Trivedi a défié les prédictions des médecins et son état est désormais sous contrôle, même si elle souffre encore occasionnellement de douleurs pulmonaires et doit prendre des précautions pour éviter les grandes foules lorsqu'elle sort.
Le coiffeur souhaite que davantage de personnes à Mumbai sachent à quel point les excréments de pigeons peuvent être mortels.
“Les gens ne comprennent pas, ils n'arrêtent pas de dire que nourrir les pigeons, c'est 'Jeev Daya“, a déclaré Trivedi, utilisant le terme hindi et gujarati signifiant aider ou montrer de la compassion envers tous les êtres vivants, y compris les animaux.
“Mais les humains méritent également d'être aidés”, a-t-elle ajouté, affirmant que cela lui brise le cœur de voir des enfants souffrir de cette maladie parce que les gens autour d'eux insistent pour nourrir les oiseaux.
Difficile d'éviter les pigeons
Prakash Punjabi, 68 ans, qui a découvert qu'il souffrait d'une maladie pulmonaire chronique due à une exposition à des fientes de pigeons l'année dernière, essaie de gérer la même douleur physique et émotionnelle.

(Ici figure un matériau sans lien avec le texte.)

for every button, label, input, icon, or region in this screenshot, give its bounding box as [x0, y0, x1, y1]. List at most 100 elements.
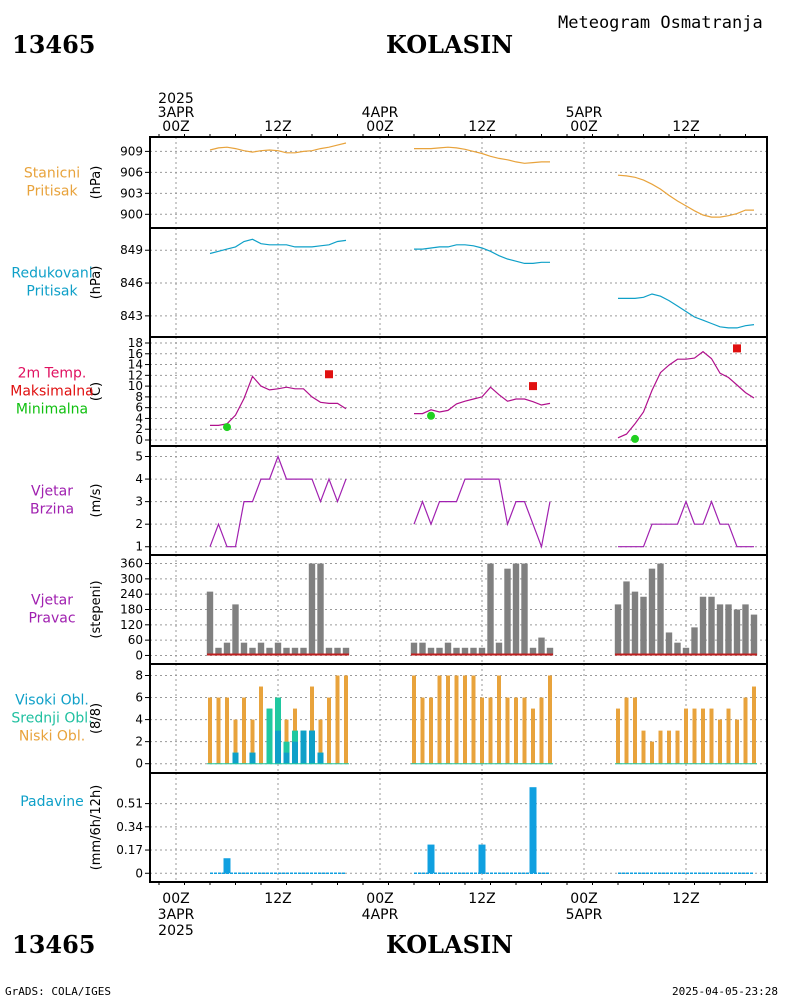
wind-direction-bar	[444, 642, 452, 656]
reduced-pressure-line	[209, 238, 347, 255]
station-name-top: KOLASIN	[386, 30, 514, 59]
wind-direction-bar	[487, 563, 494, 656]
wind-direction-bar	[623, 581, 630, 656]
cloud-bar	[658, 730, 663, 764]
time-label-bottom: 3APR	[158, 907, 195, 923]
pressure-line	[209, 142, 347, 154]
cloud-bar	[275, 730, 281, 764]
cloud-bar	[259, 686, 263, 764]
y-tick-label: 2	[135, 422, 143, 436]
cloud-bar	[743, 697, 748, 764]
panel-frame	[149, 772, 768, 883]
precip-bar	[529, 787, 537, 874]
y-tick-label: 120	[120, 618, 143, 632]
y-tick-label: 8	[135, 390, 143, 404]
wind-direction-bar	[325, 647, 333, 656]
y-tick-label: 16	[128, 347, 143, 361]
wind-direction-bar	[300, 647, 307, 656]
cloud-bar	[344, 675, 348, 764]
cloud-bar	[232, 752, 239, 764]
time-label-bottom: 5APR	[566, 907, 603, 923]
y-tick-label: 6	[135, 691, 143, 705]
y-tick-label: 360	[120, 557, 143, 571]
wind-direction-bar	[495, 642, 503, 656]
wind-direction-bar	[223, 642, 231, 656]
y-tick-label: 849	[120, 243, 143, 257]
cloud-bar	[650, 741, 654, 764]
time-label-top: 00Z	[162, 119, 189, 135]
panel-label: Srednji Obl.	[11, 711, 92, 727]
time-label-top: 12Z	[468, 119, 495, 135]
cloud-bar	[327, 697, 331, 764]
wind-direction-bar	[436, 647, 443, 656]
cloud-bar	[412, 675, 416, 764]
wind-direction-bar	[725, 604, 732, 656]
y-tick-label: 0	[135, 433, 143, 447]
max-temp-marker	[325, 370, 333, 379]
cloud-bar	[505, 697, 510, 764]
precip-bar	[223, 858, 231, 874]
y-tick-label: 909	[120, 144, 143, 158]
wind-direction-bar	[691, 627, 698, 656]
panel-label: Visoki Obl.	[15, 693, 89, 709]
time-label-bottom: 00Z	[366, 891, 393, 907]
y-tick-label: 900	[120, 207, 143, 221]
cloud-bar	[335, 675, 340, 764]
cloud-bar	[701, 708, 705, 764]
wind-direction-bar	[410, 642, 418, 656]
cloud-bar	[624, 697, 629, 764]
wind-direction-bar	[674, 642, 681, 656]
panel-label: Pritisak	[26, 184, 78, 200]
wind-direction-bar	[546, 647, 554, 656]
station-id-bottom: 13465	[12, 930, 96, 959]
panel-label: Maksimalna	[10, 384, 94, 400]
y-tick-label: 4	[135, 713, 143, 727]
wind-speed-line	[413, 478, 551, 549]
y-tick-label: 10	[128, 379, 143, 393]
wind-direction-bar	[716, 604, 724, 656]
y-tick-label: 12	[128, 368, 143, 382]
time-label-top: 00Z	[570, 119, 597, 135]
panel-label: Niski Obl.	[19, 729, 85, 745]
panel-frame	[149, 336, 768, 447]
cloud-bar	[309, 730, 315, 764]
cloud-bar	[675, 730, 680, 764]
panel-label: Stanicni	[24, 166, 80, 182]
wind-direction-bar	[512, 563, 520, 656]
y-tick-label: 300	[120, 572, 143, 586]
time-label-bottom: 4APR	[362, 907, 399, 923]
max-temp-marker	[529, 382, 537, 391]
reduced-pressure-line	[414, 244, 550, 264]
cloud-bar	[718, 719, 722, 764]
wind-direction-bar	[640, 596, 647, 656]
wind-direction-bar	[665, 632, 673, 656]
wind-direction-bar	[504, 568, 511, 656]
cloud-bar	[463, 675, 467, 764]
cloud-bar	[300, 730, 307, 764]
cloud-bar	[752, 686, 756, 764]
y-tick-label: 0.51	[116, 797, 143, 811]
time-label-top: 4APR	[362, 105, 399, 121]
wind-direction-bar	[470, 647, 477, 656]
wind-speed-line	[618, 499, 754, 548]
wind-direction-bar	[249, 647, 256, 656]
y-tick-label: 180	[120, 603, 143, 617]
wind-direction-bar	[742, 604, 749, 656]
wind-direction-bar	[657, 563, 664, 656]
wind-direction-bar	[308, 563, 316, 656]
cloud-bar	[641, 730, 646, 764]
time-label-bottom: 00Z	[570, 891, 597, 907]
reduced-pressure-line	[618, 293, 755, 329]
wind-direction-bar	[342, 647, 350, 656]
panel-label: Brzina	[30, 502, 74, 518]
cloud-bar	[318, 719, 323, 764]
y-tick-label: 2	[135, 735, 143, 749]
cloud-bar	[709, 708, 714, 764]
panel-label: 2m Temp.	[18, 366, 87, 382]
pressure-line	[414, 146, 550, 164]
wind-direction-bar	[317, 563, 324, 656]
y-tick-label: 0.17	[116, 843, 143, 857]
cloud-bar	[233, 719, 238, 764]
cloud-bar	[522, 697, 527, 764]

Il passe au moins quatre jours par semaine à faire de l'exercice dans un centre de rééducation adjacent à la clinique de Prabhudesai, au nord de Mumbai, souvent connecté à une machine à oxygène.
“C'est très difficile”, a-t-il déclaré, haletant à cause de son apport en oxygène alors qu'il était sur le tapis roulant. “J'ai du mal à respirer par le nez et je me sens fatigué toute la journée.”
Punjabi n'avait pas l'habitude de nourrir les pigeons, mais lui et ses médecins soupçonnent qu'il a contracté la maladie après avoir passé autant de temps à la maison pendant le confinement dû au COVID-19.
“Là où je vis, il y a beaucoup de pigeons”, explique-t-il. “Nous avons des grilles et un revêtement en aluminium où tous les pigeons dansent toute la journée.”
De nos jours, Punjabi ne quitte pas sa maison sans porter un masque pour le protéger de la poussière et des excréments de pigeons, mais il dit que c'est souvent difficile à éviter avec les habitants de Mumbai. kabutarkhanas.
“Les gens croient religieusement que si vous les nourrissez, vous obtenez la bénédiction du pigeon. Vous ne pouvez pas l'interdire, vous ne pouvez rien faire”, a-t-il poursuivi. “Mais les gens doivent être très prudents lorsqu'ils ont affaire à (des pigeons).”
Techniquement, la ville de Mumbai impose des amendes de 500 roupies (8 dollars canadiens) pour nourrir des pigeons dans des zones non désignées, mais les habitants affirment que le règlement est rarement appliqué.
C'est aux chirurgiens thoraciques comme Prabhudesai de tirer la sonnette d'alarme et de répéter encore et encore les mêmes conseils :
“Nous essayons toujours de dire aux gens : “Numéro un, ne nourrissez pas les pigeons”.